Defensio Abstract

Speaker Johannes Söllner
Title Parametrization and Classification of Peptides for the Detection of Linear B-cell Epitopes


To this point machine learning strategies have been applied extensively in the field of T-cell epitope prediction while B-cell epitopes have been neglected in comparison. This is presumably the result of the less restrictive definition of antibody binding sites in comparison to TCR/MHC/peptide interactions for which several practical rules could be extracted. B-cell epitope determinants seem to be more diffusely defined, presumably mainly by their degree of surface localisation and potential to interact. Existing methods in the field have focused either on mono-parametric approaches or the weighted combination of a few scales such as hydrophilicity and secondary structure prevalence. However, there is only a single solution, published by Kolaskar and Tongaonkar (1990), which provides a class assignment, i.e. epitopic or non epitopic. This lack of definitive classifications could be attributed to the difficulty to make clear cut assignments where rather probabilities would be expected. Unfortunately also those are missing from the current approaches which usually feature a propensity scale of some sort but lack classification thresholds or rates for correct and false classifications.

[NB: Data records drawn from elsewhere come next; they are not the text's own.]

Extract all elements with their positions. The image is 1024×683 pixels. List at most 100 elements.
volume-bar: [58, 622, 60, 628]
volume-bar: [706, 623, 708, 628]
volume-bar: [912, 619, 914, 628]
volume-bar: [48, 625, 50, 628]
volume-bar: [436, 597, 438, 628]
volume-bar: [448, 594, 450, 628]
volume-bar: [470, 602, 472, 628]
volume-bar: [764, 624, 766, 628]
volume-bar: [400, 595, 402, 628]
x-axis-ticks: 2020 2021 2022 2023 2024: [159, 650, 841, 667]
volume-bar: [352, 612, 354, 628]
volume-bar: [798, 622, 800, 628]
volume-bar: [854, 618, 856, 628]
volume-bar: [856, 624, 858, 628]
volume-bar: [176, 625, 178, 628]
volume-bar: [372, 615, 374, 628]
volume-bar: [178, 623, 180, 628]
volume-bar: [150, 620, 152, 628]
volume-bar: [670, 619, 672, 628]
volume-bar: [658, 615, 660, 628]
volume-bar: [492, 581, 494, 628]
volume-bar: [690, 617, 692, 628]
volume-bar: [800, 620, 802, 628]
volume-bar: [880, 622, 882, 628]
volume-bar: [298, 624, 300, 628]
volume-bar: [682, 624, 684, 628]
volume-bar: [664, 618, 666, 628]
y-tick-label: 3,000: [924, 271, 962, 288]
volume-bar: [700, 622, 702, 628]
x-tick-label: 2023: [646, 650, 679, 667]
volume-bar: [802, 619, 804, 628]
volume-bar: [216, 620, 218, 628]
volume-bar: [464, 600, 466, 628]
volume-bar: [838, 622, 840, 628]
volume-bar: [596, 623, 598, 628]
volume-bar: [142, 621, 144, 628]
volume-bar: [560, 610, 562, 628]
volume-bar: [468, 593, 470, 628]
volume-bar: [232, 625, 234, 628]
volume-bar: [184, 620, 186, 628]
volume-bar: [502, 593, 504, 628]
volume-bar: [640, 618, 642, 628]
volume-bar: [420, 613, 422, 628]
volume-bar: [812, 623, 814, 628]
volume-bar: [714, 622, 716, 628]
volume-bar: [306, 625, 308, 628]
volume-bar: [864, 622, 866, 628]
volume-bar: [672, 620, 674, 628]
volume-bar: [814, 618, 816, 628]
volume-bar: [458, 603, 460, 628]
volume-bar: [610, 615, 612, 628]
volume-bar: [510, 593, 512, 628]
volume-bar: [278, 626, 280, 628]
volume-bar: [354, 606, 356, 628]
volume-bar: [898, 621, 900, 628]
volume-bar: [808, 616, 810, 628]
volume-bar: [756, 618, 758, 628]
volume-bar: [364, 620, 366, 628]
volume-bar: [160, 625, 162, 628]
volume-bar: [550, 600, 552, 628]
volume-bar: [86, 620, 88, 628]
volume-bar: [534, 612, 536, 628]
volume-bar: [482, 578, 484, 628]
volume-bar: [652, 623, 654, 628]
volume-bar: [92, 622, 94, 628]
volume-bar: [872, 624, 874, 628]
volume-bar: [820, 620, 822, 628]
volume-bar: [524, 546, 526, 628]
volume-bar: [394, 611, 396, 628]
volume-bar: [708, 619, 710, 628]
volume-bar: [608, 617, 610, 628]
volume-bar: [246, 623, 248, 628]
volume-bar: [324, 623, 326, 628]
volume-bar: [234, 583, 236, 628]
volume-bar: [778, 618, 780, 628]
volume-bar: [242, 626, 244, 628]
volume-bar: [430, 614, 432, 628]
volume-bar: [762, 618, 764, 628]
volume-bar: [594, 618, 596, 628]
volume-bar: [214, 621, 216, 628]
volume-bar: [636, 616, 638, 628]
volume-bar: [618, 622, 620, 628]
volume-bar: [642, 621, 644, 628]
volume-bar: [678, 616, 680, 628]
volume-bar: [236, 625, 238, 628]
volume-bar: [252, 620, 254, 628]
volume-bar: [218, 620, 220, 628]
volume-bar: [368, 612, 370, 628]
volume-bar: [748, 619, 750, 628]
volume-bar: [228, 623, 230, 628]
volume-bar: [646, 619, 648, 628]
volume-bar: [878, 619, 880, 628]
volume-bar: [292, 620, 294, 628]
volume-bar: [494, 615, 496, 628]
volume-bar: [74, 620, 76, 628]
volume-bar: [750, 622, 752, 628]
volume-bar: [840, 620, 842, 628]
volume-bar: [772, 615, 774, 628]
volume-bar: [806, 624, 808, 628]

To close this gap we applied two conceptually simple and popular machine learning approaches to combine a number of parameters which can be calculated for short amino acid chains. Those parameters (attributes) were taken either from the literature, prepared in a molecular simulation package or developed in the course of this work. Among the latter class, mainly those describing the neighbourhood relationships between amino acids are noteworthy. It should also be noted that the literature derived single amino acid scales used in this work had only in a few cases previously been used in the context of B-cell epitopes, e.g. the one by Hopp and Woods (1981), but had rather been applied in some other field of protein/amino acid research. From the total available set of 18920 attributes several possible subsets were selected to make the applied learning strategies practically feasible. Those selections were also accompanied by a procedure for reference sampling as accessing a dataset of non-epitopic data was one of the central obstacles for this project. Finally, we used Post Test Probability (PTP) filtering and ROC curves to select classifiers and ultimately to determine how good our approach compared to the current gold standard, antigenic, by Kolaskar and Tongaonkar (1990).

Our work was facilitated by the large experimental dataset of putative epitopes of bacterial pathogens generated in the course of the Intercell Antigen Identification Program (AIP).